Government and AIB commit to recouping nearly €21 billion
The Government and the boss of Allied Irish Banks have committed to recouping the nearly €21 billion pumped in to rescue it at the height of the recession.
With the lender revealing profits of €1.1 billion for last year - a return to money-making for the first time since 2008 - Finance Minister Michael Noonan and the bank's chief executive David Duffy committed to repaying the bailout.
AIB reported losses for 2013 of €1.7 billion before the turnaround in fortunes.
Mr Noonan did not commit to a time-frame for selling part or all of the state's 99% stake in the bank but it is expected some form of sale, possibly a minority holding, will take place next year.
"The strong results announced by AIB today are very encouraging and demonstrate the significant progress made in returning the bank to a position of strength," he said.
"AIB is becoming an increasingly valuable asset and today's results put the taxpayer in a strong position to regain the €20.8 billion investment in the bank.

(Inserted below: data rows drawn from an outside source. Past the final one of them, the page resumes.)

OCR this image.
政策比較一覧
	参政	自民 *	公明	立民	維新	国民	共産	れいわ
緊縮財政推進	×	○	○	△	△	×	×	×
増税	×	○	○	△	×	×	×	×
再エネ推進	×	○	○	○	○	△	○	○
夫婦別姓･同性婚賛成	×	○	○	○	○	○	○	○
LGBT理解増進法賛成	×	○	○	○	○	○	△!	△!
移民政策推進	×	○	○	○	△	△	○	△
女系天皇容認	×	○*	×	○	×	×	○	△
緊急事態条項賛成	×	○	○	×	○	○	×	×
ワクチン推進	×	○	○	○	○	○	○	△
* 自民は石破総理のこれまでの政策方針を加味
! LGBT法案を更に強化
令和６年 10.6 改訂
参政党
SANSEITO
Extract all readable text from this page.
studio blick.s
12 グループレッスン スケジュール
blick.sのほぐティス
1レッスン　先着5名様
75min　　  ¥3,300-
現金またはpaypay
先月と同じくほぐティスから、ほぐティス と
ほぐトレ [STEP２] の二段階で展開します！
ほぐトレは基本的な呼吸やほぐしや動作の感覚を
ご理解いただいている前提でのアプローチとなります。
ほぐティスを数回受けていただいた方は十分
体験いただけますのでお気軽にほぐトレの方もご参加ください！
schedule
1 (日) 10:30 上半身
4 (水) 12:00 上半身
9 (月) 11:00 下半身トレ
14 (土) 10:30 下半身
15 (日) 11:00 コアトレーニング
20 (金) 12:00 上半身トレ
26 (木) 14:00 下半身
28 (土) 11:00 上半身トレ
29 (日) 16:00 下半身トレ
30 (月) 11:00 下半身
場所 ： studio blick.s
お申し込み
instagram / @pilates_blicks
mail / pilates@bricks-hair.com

Our attention now turns to the process of examining the range of options available to recoup this investment for the taxpayer."

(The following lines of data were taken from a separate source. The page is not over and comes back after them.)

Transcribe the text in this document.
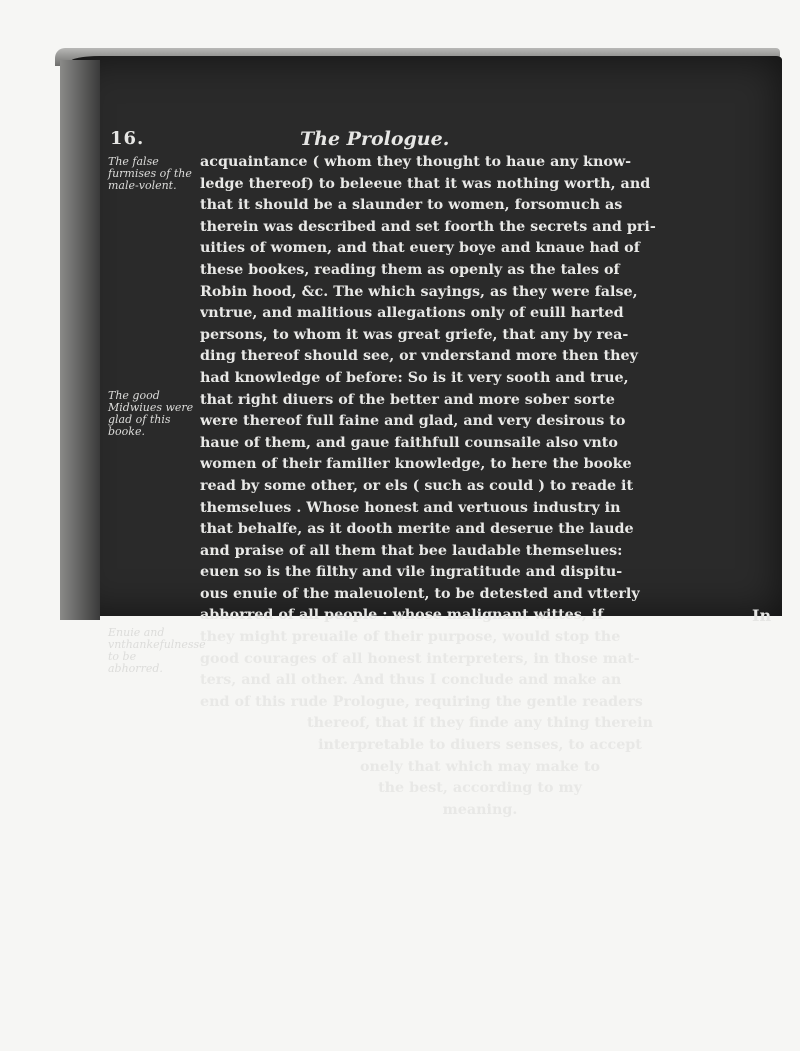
16.	The Prologue.
The false furmises of the male-volent.
The good Midwiues were glad of this booke.
Enuie and vnthankefulnesse to be abhorred.
acquaintance ( whom they thought to haue any know-
ledge thereof) to beleeue that it was nothing worth, and
that it should be a slaunder to women, forsomuch as
therein was described and set foorth the secrets and pri-
uities of women, and that euery boye and knaue had of
these bookes, reading them as openly as the tales of
Robin hood, &c. The which sayings, as they were false,
vntrue, and malitious allegations only of euill harted
persons, to whom it was great griefe, that any by rea-
ding thereof should see, or vnderstand more then they
had knowledge of before: So is it very sooth and true,
that right diuers of the better and more sober sorte
were thereof full faine and glad, and very desirous to
haue of them, and gaue faithfull counsaile also vnto
women of their familier knowledge, to here the booke
read by some other, or els ( such as could ) to reade it
themselues . Whose honest and vertuous industry in
that behalfe, as it dooth merite and deserue the laude
and praise of all them that bee laudable themselues:
euen so is the filthy and vile ingratitude and dispitu-
ous enuie of the maleuolent, to be detested and vtterly
abhorred of all people : whose malignant wittes, if
they might preuaile of their purpose, would stop the
good courages of all honest interpreters, in those mat-
ters, and all other. And thus I conclude and make an
end of this rude Prologue, requiring the gentle readers
thereof, that if they finde any thing therein
interpretable to diuers senses, to accept
onely that which may make to
the best, according to my
meaning.
In
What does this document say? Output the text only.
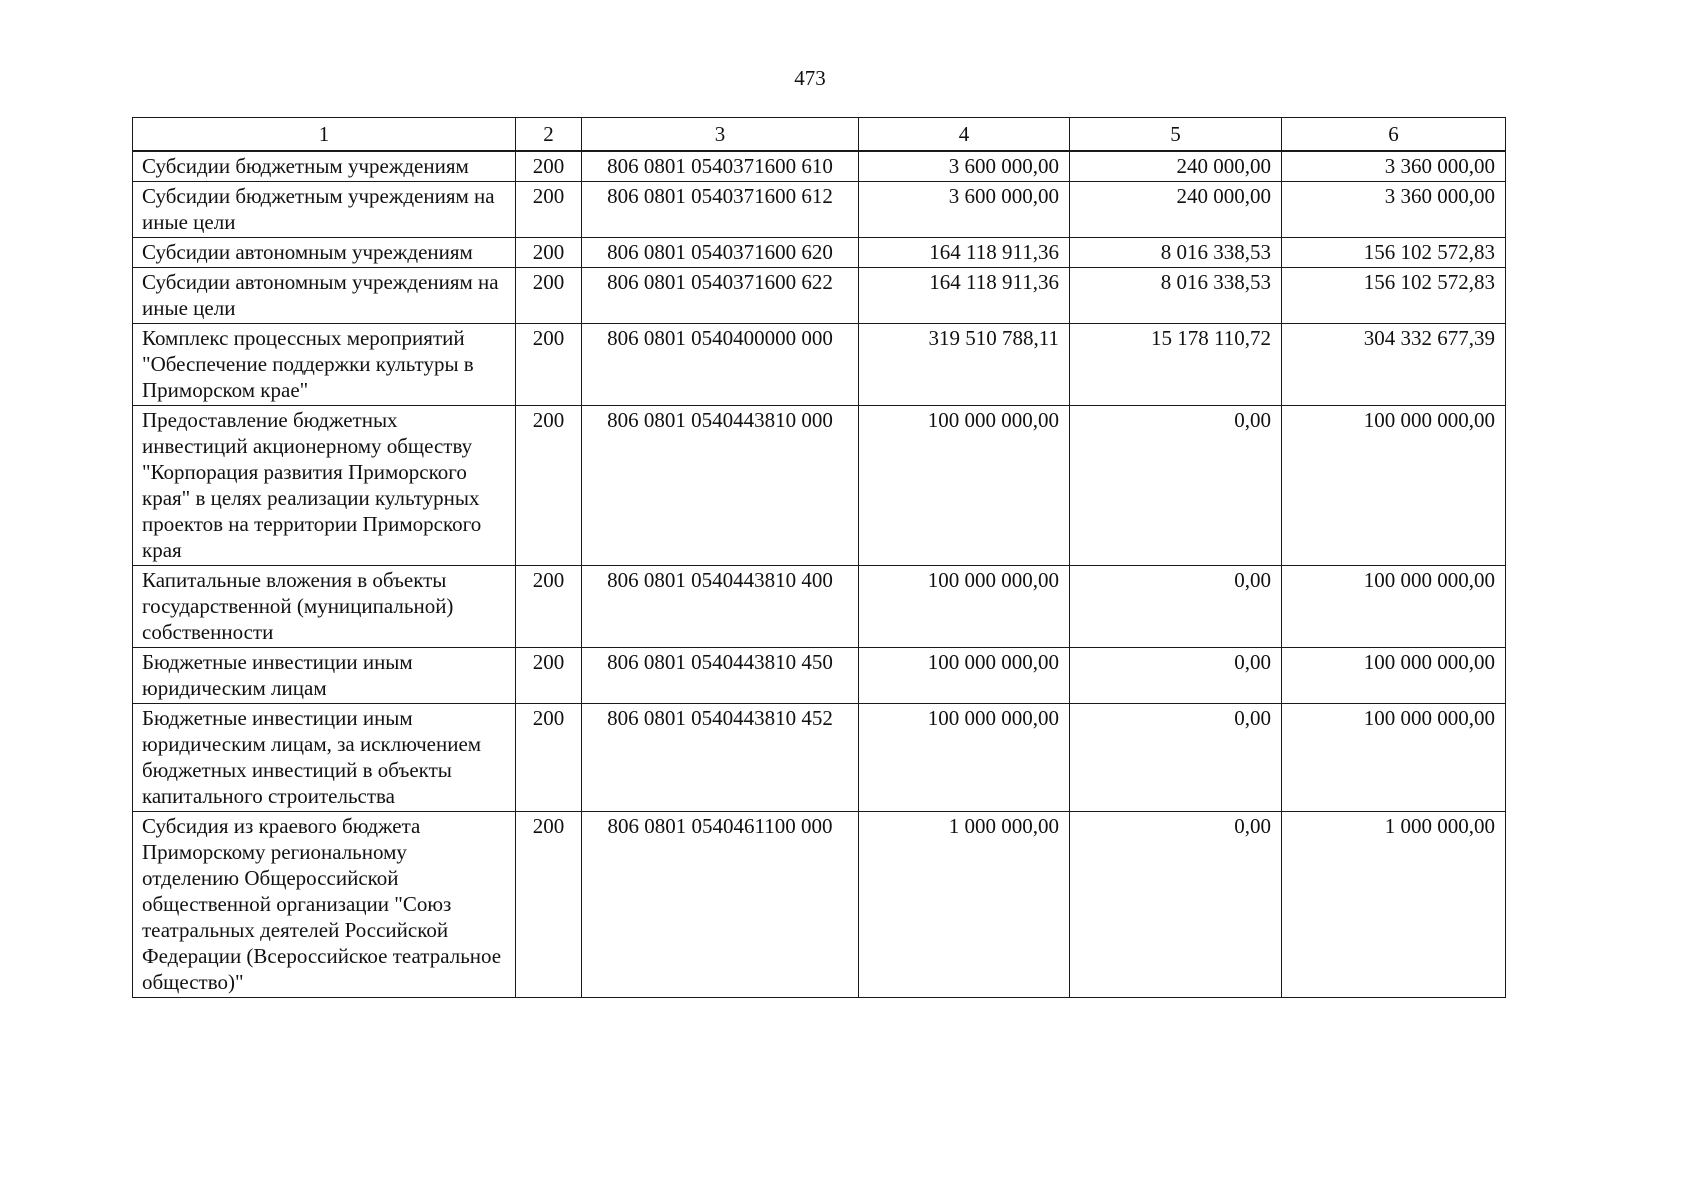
473
1	2	3	4	5	6
Субсидии бюджетным учреждениям	200	806 0801 0540371600 610	3 600 000,00	240 000,00	3 360 000,00
Субсидии бюджетным учреждениям на иные цели	200	806 0801 0540371600 612	3 600 000,00	240 000,00	3 360 000,00
Субсидии автономным учреждениям	200	806 0801 0540371600 620	164 118 911,36	8 016 338,53	156 102 572,83
Субсидии автономным учреждениям на иные цели	200	806 0801 0540371600 622	164 118 911,36	8 016 338,53	156 102 572,83
Комплекс процессных мероприятий "Обеспечение поддержки культуры в Приморском крае"	200	806 0801 0540400000 000	319 510 788,11	15 178 110,72	304 332 677,39
Предоставление бюджетных инвестиций акционерному обществу "Корпорация развития Приморского края" в целях реализации культурных проектов на территории Приморского края	200	806 0801 0540443810 000	100 000 000,00	0,00	100 000 000,00
Капитальные вложения в объекты государственной (муниципальной) собственности	200	806 0801 0540443810 400	100 000 000,00	0,00	100 000 000,00
Бюджетные инвестиции иным юридическим лицам	200	806 0801 0540443810 450	100 000 000,00	0,00	100 000 000,00
Бюджетные инвестиции иным юридическим лицам, за исключением бюджетных инвестиций в объекты капитального строительства	200	806 0801 0540443810 452	100 000 000,00	0,00	100 000 000,00
Субсидия из краевого бюджета Приморскому региональному отделению Общероссийской общественной организации "Союз театральных деятелей Российской Федерации (Всероссийское театральное общество)"	200	806 0801 0540461100 000	1 000 000,00	0,00	1 000 000,00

AIB has also offered to pay a €280 million dividend for the state's shareholding in May.
Mr Noonan added: "While our focus is currently on restructuring the bank's capital base, this is just the start of the process. All options remain on the table and it is too early to specify what steps will be taken next or to put a timeline on decisions."
The strong AIB performance follows the turnaround in fortunes for both Bank of Ireland and Ulster Bank, both of which announced a return to profits last month.
AIB's results for 2014 showed a 23% fall in the number of impaired loans on its books over the year and the number of owner occupier mortgages in Ireland in arrears was down by 22%.
The bank said it had 36,000 solutions in place for people in arrears and that 9,000 cases of mortgages in arrears are in the court system.
AIB repossessed 352 homes last year, with the vast majority classed as voluntary or abandonment.
Mr Duffy, who is to leave AIB this year, said the bank was on course to begin to repay taxpayers for the multibillion-euro rescue and the first dividend is the start of that.
"Future dividends and future growth in the bank I think will ensure that the state will get back all the money that it put into AIB," he said.
AIB is considered to be worth more than €13 billion in today's market.
Talks with the Department of Finance on recouping the bailout money will also involve a possible significant consolidation in the number of ordinary shares in issue as the bank has more than 523 billion ordinary shares.
Mr Noonan added: "I welcome the strong growth in new lending activity which was higher across all the major sectors, in particular agriculture, manufacturing and tourism, and reflects increased demand for credit as the economic environment improves.
"AIB has also made significant progress in reducing distressed loan balances with owner occupier mortgage arrears dropping 22% and the process of restructuring the group's SME book reaching its latter stages with the majority of offered SME restructures expected to complete during 2015."
Meanwhile, finance workers' union the IBOA said the efforts of employees should be recognised by the bank after its return to profit.
Larry Broderick, union general secretary, said workers have made considerable sacrifices since 2008 and roles and responsibilities have changed significantly as new technology was introduced and work practices reformed.
"While the bank's senior management has engaged in discussions with us on a new approach to remuneration for some months, it is time that they put forward concrete proposals to address our members' concerns on pay now and into the future," he said.
"The Government should also realise that if it is to realise its ambition of achieving a healthy return for the State from the sale of AIB, the bank will need well-motivated staff to sustain the impressive recovery in its fortunes.
"It will be difficult to motivate employees if their contribution to the bank's success is not recognised - and all the more so if their pay is also seen to fall behind that of their main competitors, who have begun to move beyond survival mode to build for the future."
The IBOA said the bank had overseen up to 3,000 redundancies since the crash and more than 90 branch closures.